Asking “Why” in Interviews

October 1, 2009

The question “Why?” can be interpreted to mean “What’s the cause?” or “What’s the purpose?” Why do you go to work every day? The cause is the employment agreement, the purpose is to make money. Some questions have only a cause (“Why do you like spinach?” “Why did the sun rise this morning?”).

In everyday conversations I try to ask the unambiguous form of the question, but when interviewing job candidates I’ve found it useful to keep it ambiguous to see which one they’ll pick. It reflects something about the way they think.

For example, I’ll ask a senior database administrator (DBA) candidate what style he uses to name tables (capitalization, prefixes, underscores, pluralization). I have a preferred answer to this, but whatever answer they give I’ll ask, “Why?” Most candidates will interpret this to mean, “What’s the cause?” and will answer “Because that’s what the style guidelines say at my company.”

At this point the interview is pretty much over, but I’ll usually ask something like, “Well what if you worked here?” The answer is usually, “I’d follow your guidelines.”

“What if you had to write the guidelines?”

“I’d use the same ones.”

“Why?” (again)

“Cause that’s what’s in the guidelines of the company I work for now.”

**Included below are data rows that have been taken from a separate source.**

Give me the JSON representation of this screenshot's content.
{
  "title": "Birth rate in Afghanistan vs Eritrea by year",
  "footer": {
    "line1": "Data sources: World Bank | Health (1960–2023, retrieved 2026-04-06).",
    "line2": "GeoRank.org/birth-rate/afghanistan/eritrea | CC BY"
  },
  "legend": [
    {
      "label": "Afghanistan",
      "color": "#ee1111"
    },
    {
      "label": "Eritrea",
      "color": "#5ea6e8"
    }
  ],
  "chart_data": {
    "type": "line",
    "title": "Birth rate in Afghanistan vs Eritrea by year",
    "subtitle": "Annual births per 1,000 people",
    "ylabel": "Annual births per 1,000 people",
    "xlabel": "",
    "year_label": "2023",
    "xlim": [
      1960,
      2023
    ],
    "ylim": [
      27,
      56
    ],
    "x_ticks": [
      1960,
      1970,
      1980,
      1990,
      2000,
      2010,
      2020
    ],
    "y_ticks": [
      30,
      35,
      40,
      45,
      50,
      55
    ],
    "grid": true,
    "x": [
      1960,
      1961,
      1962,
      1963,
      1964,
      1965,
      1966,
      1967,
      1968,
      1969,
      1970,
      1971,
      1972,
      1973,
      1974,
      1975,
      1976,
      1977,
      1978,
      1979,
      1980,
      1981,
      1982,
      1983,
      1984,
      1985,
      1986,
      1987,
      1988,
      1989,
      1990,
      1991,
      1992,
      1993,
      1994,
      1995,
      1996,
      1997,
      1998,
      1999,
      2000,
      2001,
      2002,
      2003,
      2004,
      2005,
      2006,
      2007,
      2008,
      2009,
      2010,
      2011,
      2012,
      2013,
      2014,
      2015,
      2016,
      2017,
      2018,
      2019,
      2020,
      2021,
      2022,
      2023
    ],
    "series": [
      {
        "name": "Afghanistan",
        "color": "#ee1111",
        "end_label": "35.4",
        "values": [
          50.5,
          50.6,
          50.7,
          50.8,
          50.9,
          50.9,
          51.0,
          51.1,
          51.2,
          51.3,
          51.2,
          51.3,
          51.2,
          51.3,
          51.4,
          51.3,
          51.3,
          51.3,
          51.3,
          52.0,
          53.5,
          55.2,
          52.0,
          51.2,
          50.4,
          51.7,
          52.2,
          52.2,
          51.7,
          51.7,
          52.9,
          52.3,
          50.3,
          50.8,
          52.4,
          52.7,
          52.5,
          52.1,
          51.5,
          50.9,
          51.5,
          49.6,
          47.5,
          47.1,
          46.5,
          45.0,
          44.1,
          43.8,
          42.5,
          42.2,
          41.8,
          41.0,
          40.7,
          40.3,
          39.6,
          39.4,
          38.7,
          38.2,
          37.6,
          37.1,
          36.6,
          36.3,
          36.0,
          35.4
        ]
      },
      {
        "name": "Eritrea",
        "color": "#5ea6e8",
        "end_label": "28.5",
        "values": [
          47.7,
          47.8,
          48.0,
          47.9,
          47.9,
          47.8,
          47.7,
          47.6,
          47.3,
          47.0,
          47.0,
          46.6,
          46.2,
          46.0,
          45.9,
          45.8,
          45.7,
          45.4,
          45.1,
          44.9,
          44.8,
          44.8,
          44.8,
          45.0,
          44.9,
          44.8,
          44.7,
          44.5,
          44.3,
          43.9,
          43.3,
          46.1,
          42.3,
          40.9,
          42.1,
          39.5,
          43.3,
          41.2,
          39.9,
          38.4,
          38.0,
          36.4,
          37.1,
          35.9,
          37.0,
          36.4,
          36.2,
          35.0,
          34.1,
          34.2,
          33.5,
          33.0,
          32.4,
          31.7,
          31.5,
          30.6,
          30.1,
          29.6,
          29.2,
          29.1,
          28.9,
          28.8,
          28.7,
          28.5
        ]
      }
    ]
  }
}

At no point is the candidate considering the purpose interpretation, which is the interpretation I’d expect from a senior candidate. He should be thinking about the benefits of the style he’s using over the alternatives. Not doing so shows a lack of introspection, and someone who doesn’t introspect won’t improve and isn’t senior.

My ideal conversation would go something like this:

“What style do you use for table names?”

“All lower case, with underscores between words, singular.”

“Why?”

“Uppercase can cause problems in some dialects because of the case-insensitive nature of the parsers, and you’ll get different results on Windows and Unix with MySQL because they use the table name for filenames. Underscores make it more readable, and singular reads better in most places (though not in the actual join clause).”

At that point the interview is also over, but in a good way.